In general, economists love models in which smart people make individually smart choices that end
up being collectively dumb; and they especially love it when such models make a case for
international policy coordination. Me too! But in the real world, bad policy more often arises from
failure even to get the principles right at the individual country level. Bad economics, not adding-up
constraints, is at the core of recent European foolishness.
O
October 16, 2011, 5:50 PM
Gross Miscalculation
Somehow I missed this: Joe Weisenthal informs us that Bill Gross has publicly apologized for getting
the bond market so wrong, predicting a spike in interest rates when QE2 ended. As Weisenthal
points out, however, Gross’s exaggerated fear of deficits was very widespread; it was, indeed, what all
the Very Serious People were obsessing about, even as the real economy was falling apart.
Weisenthal also points out that I called this in real time. If you want to have some fun, read the
vituperative comments on that post.
The thing is, all it took to get this right was understanding IS-LM, and taking it seriously.
O
October 16, 2011, 1:53 PM
Sunday OWS Notes
A couple of scattered notes on what’s going on.
First, Suze Orman endorses the protests:
I want to publicly say thank you to the Occupy Wall Street movement. Thank you for not accepting
the status quo. Thank you for not assuming there is nothing to be done. Thank you for rattling the
cages. Much coverage of Occupy Wall Street has cast this as the beginning of something new. That’s
only partly true. What I find so encouraging is that Occupy Wall Street’s more important message is
that this marks an end point. An end to just shrugging and putting up with the inequity. An end to
patiently waiting for government to get its act together and take steps to reduce the pain felt by
millions of Americans who are unemployed, the millions more who are underemployed, and the
millions more again who worry that if we indeed slip into a double dip recession they will soon
become unemployed.

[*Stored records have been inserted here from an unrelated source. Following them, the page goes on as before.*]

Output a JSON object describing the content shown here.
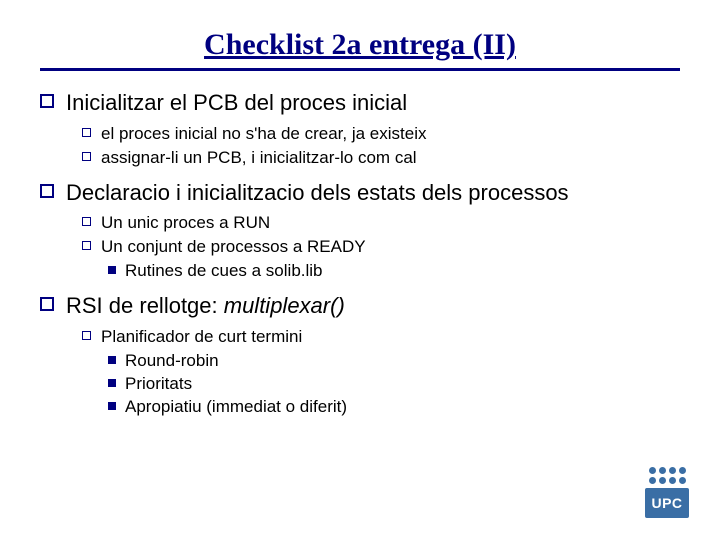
{
  "title": "Checklist 2a entrega (II)",
  "colors": {
    "accent": "#000080",
    "logo": "#3a6ea5",
    "text": "#000000",
    "background": "#ffffff"
  },
  "typography": {
    "title_family": "Times New Roman",
    "title_size_pt": 30,
    "body_family": "Arial",
    "lvl1_size_pt": 22,
    "lvl2_size_pt": 17,
    "lvl3_size_pt": 17
  },
  "items": {
    "a": {
      "text": "Inicialitzar el PCB del proces inicial",
      "sub": {
        "a": {
          "text": "el proces inicial no s'ha de crear, ja existeix"
        },
        "b": {
          "text": "assignar-li un PCB, i inicialitzar-lo com cal"
        }
      }
    },
    "b": {
      "text": "Declaracio i inicialitzacio dels estats dels processos",
      "sub": {
        "a": {
          "text": "Un unic proces a RUN"
        },
        "b": {
          "text": "Un conjunt de processos a READY",
          "sub": {
            "a": {
              "text": "Rutines de cues a solib.lib"
            }
          }
        }
      }
    },
    "c": {
      "text_prefix": "RSI de rellotge: ",
      "text_italic": "multiplexar()",
      "sub": {
        "a": {
          "text": "Planificador de curt termini",
          "sub": {
            "a": {
              "text": "Round-robin"
            },
            "b": {
              "text": "Prioritats"
            },
            "c": {
              "text": "Apropiatiu (immediat o diferit)"
            }
          }
        }
      }
    }
  },
  "logo": {
    "text": "UPC",
    "dot_rows": 2,
    "dot_cols": 4
  }
}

An end to letting Washington just continue further down its dysfunctional dark
hole without being called out.
I think we can definitely say that the effort to dismiss the whole thing as a bunch of smelly ignorant
hippies has failed.
Second, I’m a bit behind on this, but the Times had an excellent piece yesterday on what the lords of
finance are saying in private. Whiners take all!
I especially liked the guy who said that we must treat finance nicely because it’s the only thing
America is still good at. Aside from the fact that this is an insult to American workers, who are
actually quite productive in a lot of areas given a chance, how, exactly, did we become a society in
which so many of our elite students end up going into finance? Was that, you know, sort of a choice
— and a bad one?
It’s also useful, for a bit of perspective, to go back to another good Times article from the summer of
2007, The Richest of the Rich, Proud of a New Gilded Age :
These days, Mr. Weill and many of the nation’s very wealthy chief executives, entrepreneurs and
financiers echo an earlier era — the Gilded Age before World War I — when powerful enterprises,
dominated by men who grew immensely rich, ushered in the industrialization of the United States.
The new titans often see themselves as pillars of a similarly prosperous and expansive age, one in
which their successes and their philanthropy have made government less important than it once was.
The prosperity, such as it was — it never did trickle down much — is gone. But these guys still think
they earned it all, and the rest of us should be grateful to have them.